First class delivery
Haven, the five-strong team from Aston Martin, received the Judges’ Highly Commended Award for their ‘smart’ parcel delivery system.
In the UK, upwards of 12% of deliveries fail first time, costing the industry an estimated £1bn in re-deliveries. For those who receive a ‘sorry we missed you’ card, the result is typically an inconvenient trip to the local sorting office – which isn’t always that local.
To combat this, Haven developed ‘Parcel Smart’ – a stylish and safe delivery unit featuring an intelligent security reader.
The team’s William Savage explained that the smart (RFID) pass key allows only those with the correct access to open the unit and deliver your goods, and helps eliminate the worry of having to leave parcels in a ‘safe location’ in the garden.
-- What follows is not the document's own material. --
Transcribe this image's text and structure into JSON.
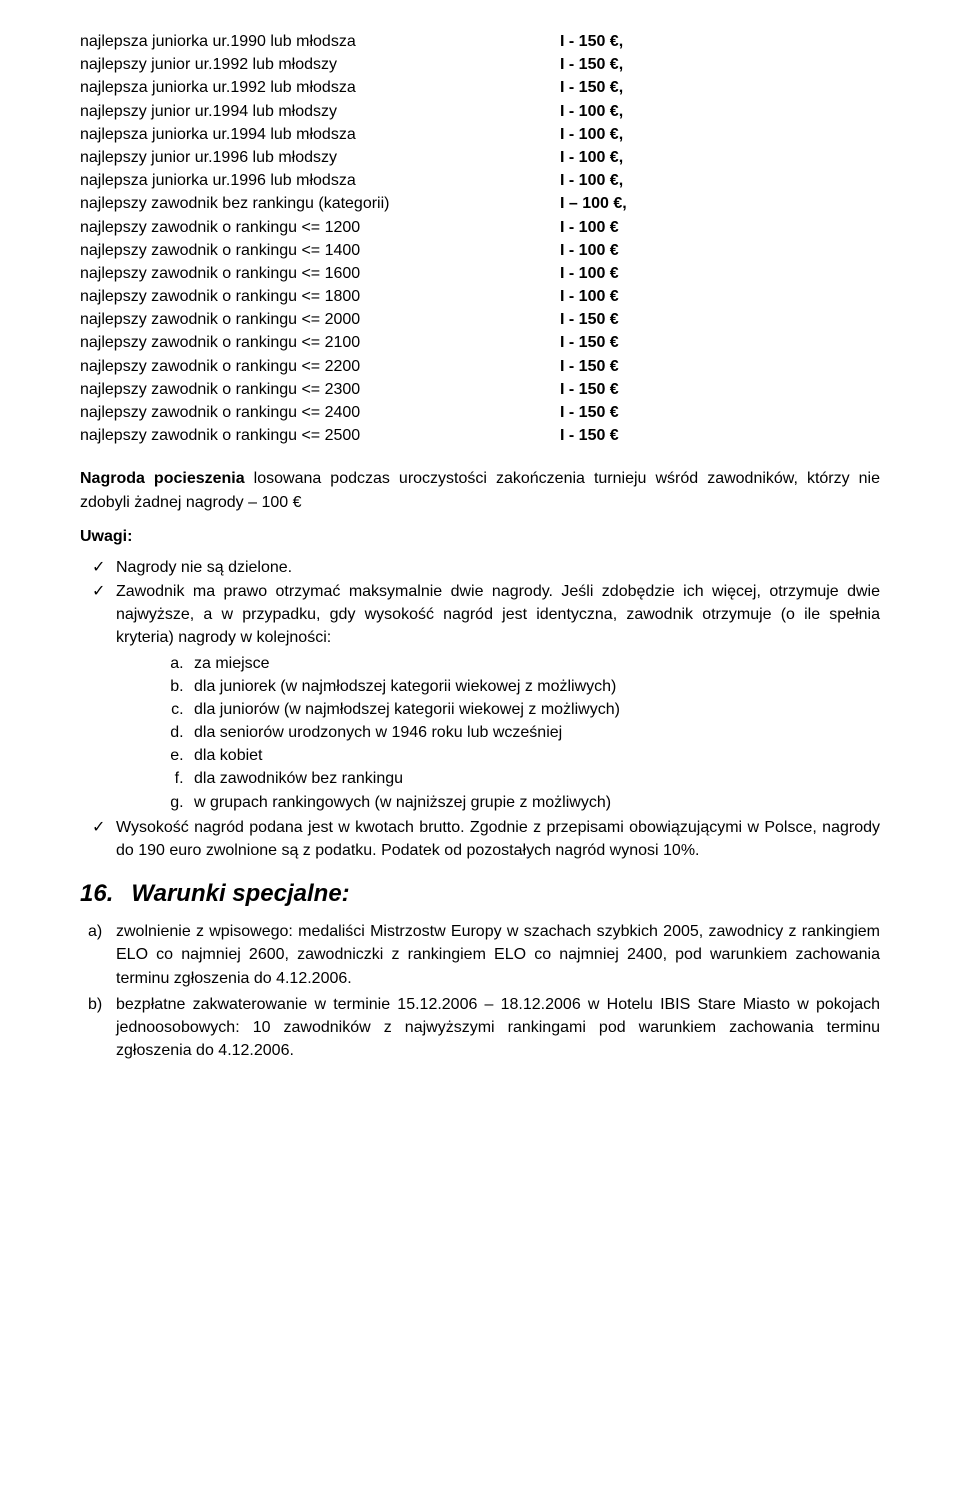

“It means no more stolen, damaged or lost deliveries,” Savage commented. “Furthermore, the metal latch on the back offers an additional layer of security, capable of being locked in place when deliveries aren’t expected to occur.”
Whether the metal latch is open or not, Haven’s innovative design allows letters to still pass through unhindered.
Worthy of celebration
Also competing were Endeavour and WMTCA, both representing the Manufacturing Technology Centre (MTC). Endeavour’s automated pill dispenser can deliver pills at set times and has been optimised to accommodate pills of varying sizes.
WMTCA’s i-Mirror displays various information such as the date and time, the weather, traffic reports and the day’s news headlines via a customisable interface.
The i-Mirror also features a hidden automated shelf system, ideal for keeping harmful medicines or such like out of children’s reach.
Like the MTC, Leonardo Airborne & Space Systems also had two teams competing, The Pilgrims and Curt & Rod.
The Pilgrims’ also had an automatic pill dispenser, though had opted for a programmable carousel – rather than tubular – design, capable of holding up to four-days’ worth of pills.
Curt & Rod’s automatic blinds react to the intensity of light in a room, opening or closing to maintain a constant level of brightness. Future development could see the blinds being voice-controlled.
After touring the exhibition space with his wife, the day’s guest of honour, Lord Mayor of Coventry John Blundell, declared that every team was to be congratulated, not just the prize winners.
“The Home Automation Challenge demonstrates to businesses exactly what apprentices can do and the value they bring. As a nation, we are beginning to truly appreciate skilled people like engineers and apprentices, and in this room, are individuals who embody both,” he noted.